Noblement, Mme de Trémeuse ripostait:
– Soyez heureuse et fière, au contraire, puisque c’est vous qui avez tout apaisé. Nous allons, mes fils et moi, vous rendre votre père. J’ignore quelle sera son attitude à notre égard. Mais, ce que je tiens à vous dire, c’est que nous n’avons plus pour lui aucun ressentiment. C’est à vous, ma chère enfant, qu’il appartiendra sans doute d’accomplir jusqu’au bout le miracle de rédemption et de paix. Je ne doute pas que vous ne soyez à la hauteur de votre tâche.
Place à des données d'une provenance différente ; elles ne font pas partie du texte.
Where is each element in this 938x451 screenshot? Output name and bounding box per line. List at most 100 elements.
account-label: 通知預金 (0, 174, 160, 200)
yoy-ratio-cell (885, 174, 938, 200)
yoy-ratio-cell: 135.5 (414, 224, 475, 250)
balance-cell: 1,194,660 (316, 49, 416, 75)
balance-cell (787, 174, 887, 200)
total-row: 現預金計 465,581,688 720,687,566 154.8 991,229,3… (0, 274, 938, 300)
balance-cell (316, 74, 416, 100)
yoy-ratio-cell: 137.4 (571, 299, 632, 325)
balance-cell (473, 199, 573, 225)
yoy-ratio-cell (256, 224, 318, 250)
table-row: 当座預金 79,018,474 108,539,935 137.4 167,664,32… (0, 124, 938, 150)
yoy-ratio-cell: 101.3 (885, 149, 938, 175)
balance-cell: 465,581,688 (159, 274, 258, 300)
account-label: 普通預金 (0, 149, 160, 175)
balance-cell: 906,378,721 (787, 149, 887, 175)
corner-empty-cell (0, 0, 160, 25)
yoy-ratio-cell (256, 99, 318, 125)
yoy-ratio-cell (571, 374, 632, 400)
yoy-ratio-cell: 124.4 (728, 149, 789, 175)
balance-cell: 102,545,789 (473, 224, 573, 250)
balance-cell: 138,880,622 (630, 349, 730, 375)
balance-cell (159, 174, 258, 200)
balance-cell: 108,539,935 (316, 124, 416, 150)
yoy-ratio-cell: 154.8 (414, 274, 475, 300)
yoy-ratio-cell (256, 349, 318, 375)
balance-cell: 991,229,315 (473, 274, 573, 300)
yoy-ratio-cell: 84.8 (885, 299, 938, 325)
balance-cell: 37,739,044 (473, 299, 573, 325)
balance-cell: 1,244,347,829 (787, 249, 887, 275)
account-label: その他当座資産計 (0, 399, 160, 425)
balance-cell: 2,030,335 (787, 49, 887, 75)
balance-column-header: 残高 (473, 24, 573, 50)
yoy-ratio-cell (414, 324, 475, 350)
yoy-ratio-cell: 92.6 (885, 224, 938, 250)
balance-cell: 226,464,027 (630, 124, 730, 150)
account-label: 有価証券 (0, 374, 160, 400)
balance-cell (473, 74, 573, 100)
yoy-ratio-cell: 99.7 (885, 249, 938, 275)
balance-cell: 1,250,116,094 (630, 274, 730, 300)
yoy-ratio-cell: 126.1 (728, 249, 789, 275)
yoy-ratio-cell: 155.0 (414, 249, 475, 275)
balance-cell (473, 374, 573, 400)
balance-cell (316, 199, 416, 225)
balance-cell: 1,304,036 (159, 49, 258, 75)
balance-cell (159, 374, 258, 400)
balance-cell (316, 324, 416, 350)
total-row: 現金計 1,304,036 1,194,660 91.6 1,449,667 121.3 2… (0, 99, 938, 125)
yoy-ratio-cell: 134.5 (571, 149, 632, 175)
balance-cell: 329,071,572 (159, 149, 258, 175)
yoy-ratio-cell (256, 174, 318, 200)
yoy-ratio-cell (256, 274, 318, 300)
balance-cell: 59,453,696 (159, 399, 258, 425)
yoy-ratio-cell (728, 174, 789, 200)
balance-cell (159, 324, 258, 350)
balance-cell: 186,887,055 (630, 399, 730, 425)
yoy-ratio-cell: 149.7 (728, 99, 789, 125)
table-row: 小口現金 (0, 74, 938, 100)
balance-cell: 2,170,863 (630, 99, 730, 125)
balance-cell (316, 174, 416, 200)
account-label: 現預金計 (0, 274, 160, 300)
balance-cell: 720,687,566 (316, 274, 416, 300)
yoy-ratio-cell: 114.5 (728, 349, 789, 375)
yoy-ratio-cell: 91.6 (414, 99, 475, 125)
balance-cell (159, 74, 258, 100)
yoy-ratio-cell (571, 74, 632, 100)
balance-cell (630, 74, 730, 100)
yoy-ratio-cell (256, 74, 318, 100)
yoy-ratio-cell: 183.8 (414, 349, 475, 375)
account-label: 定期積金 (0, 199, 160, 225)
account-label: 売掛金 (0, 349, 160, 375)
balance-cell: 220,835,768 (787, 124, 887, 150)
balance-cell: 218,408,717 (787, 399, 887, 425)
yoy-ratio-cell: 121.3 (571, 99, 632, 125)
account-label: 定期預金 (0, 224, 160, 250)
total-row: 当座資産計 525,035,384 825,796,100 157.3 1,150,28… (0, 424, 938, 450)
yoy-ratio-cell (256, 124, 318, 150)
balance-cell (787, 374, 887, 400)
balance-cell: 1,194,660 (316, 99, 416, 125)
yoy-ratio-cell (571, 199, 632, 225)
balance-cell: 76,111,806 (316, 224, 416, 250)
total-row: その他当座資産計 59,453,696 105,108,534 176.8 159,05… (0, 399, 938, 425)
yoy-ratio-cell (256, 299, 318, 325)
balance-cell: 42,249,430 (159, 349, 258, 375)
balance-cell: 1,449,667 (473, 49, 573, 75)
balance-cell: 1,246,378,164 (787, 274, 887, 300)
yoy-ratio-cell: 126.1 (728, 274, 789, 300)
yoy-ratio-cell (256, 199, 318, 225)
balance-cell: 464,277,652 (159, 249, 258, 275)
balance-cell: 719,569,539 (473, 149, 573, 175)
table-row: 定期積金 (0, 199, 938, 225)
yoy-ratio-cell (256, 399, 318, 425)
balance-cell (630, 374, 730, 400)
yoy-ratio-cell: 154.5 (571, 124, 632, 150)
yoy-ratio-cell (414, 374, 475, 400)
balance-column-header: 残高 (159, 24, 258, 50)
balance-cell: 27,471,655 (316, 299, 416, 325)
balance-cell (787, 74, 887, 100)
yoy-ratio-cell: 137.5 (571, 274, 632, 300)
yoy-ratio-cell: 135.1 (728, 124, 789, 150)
Quant à moi… si ma conscience n’a rien à se reprocher… mon cœur gardera toujours le regret d’avoir, sans le vouloir, meurtri le vôtre.
– Et le mien n’oubliera jamais, reprenait la fille du banquier, les paroles d’affection que vous avez eues pour moi, et le geste de miséricorde que vous avez eu pour mon père.
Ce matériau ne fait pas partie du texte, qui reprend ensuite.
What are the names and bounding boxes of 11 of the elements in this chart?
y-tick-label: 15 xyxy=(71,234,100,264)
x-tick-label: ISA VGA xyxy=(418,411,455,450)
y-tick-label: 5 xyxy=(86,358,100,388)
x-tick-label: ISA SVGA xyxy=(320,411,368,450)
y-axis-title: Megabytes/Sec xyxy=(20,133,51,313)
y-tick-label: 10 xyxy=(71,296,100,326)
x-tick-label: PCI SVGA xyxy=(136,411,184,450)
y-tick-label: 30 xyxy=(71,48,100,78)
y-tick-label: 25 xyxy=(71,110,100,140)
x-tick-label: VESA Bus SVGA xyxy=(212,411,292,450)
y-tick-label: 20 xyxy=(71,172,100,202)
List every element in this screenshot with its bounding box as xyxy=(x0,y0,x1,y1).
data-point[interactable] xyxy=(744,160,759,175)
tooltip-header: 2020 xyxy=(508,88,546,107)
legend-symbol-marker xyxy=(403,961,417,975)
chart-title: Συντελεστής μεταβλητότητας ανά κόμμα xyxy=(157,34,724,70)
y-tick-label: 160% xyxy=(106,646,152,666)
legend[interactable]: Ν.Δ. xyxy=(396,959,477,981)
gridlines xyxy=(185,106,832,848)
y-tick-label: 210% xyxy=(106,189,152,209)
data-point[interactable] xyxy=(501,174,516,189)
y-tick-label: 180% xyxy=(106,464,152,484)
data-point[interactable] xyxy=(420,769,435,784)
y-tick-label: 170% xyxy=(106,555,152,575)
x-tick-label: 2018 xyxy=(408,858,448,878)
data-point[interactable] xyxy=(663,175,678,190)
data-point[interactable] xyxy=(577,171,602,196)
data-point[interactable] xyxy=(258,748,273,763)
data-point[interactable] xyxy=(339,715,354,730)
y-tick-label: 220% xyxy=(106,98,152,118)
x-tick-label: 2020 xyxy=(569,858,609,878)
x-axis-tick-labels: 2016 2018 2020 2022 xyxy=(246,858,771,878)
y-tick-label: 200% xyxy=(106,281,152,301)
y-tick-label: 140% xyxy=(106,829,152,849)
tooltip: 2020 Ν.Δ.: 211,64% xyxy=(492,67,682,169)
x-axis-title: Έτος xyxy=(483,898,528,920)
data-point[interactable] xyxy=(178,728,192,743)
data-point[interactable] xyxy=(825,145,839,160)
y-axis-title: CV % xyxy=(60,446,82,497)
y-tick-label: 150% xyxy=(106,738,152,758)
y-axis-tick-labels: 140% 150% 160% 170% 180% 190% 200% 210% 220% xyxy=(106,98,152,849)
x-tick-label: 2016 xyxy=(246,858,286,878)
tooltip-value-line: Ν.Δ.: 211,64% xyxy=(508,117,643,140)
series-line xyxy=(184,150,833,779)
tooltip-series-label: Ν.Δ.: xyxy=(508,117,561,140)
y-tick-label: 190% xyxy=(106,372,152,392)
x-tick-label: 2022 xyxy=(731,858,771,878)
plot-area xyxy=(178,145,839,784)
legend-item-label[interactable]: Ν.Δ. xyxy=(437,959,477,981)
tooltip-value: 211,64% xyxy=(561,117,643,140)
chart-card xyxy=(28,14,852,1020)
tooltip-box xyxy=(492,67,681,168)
Une longue étreinte… toute maternelle de la part de la comtesse, toute fébrile de la part de Jacqueline, scella ce nouveau pacte de mutuelle bonté.
Mais voilà que Jacqueline tressaille!
Les mêmes craintes qu’elle avait eues pour Vallières… elle les éprouve à présent pour Jacques…
Si, en voulant délivrer Favraut, il allait lui arriver malheur?
Si les bandits qui ont enlevé le banquier et se servent peut-être de lui comme d’un instrument de chantage, ou tout au moins d’un prétexte à guet-apens, allaient en profiter pour l’assaillir traîtreusement et l’assassiner sans vergogne?
Alors… oubliant tout… pour ne plus penser qu’au péril que doit courir Jacques de Trémeuse, elle se précipite, comme hallucinée, vers la fenêtre qu’elle ouvre toute grande…
Elle se penche au dehors, elle regarde… elle écoute…
La nuit est sereine et silencieuse…
Pas un souffle de brise ne passe dans les palmiers… La lune argente la mer de ses rayons… Au loin, en rade… un beau voilier est à l’ancre… immobile sur les eaux dormantes…
Jacqueline se demande si, dans ce décor de poésie exquise, parmi ce calme de la nature en repos, dans la douceur de cette nuit de rêve, il ne se déroule pas tout près de là quelque drame affreux… et elle se demande si… tout à coup, elle ne va pas entendre… s’élevant, déchirant et sinistre, le cri suprême de Judex, frappé par la balle ou le couteau de ses meurtriers!
Toute désemparée, elle se laissa glisser à genoux… et le front appuyé contre le rebord de la fenêtre… les épaules secouées par des sanglots convulsifs, elle ne sut que balbutier ces mots, entrecoupés de douloureux gémissements:
– Protégez-le, mon Dieu!… Sauvez-le, je vous en supplie.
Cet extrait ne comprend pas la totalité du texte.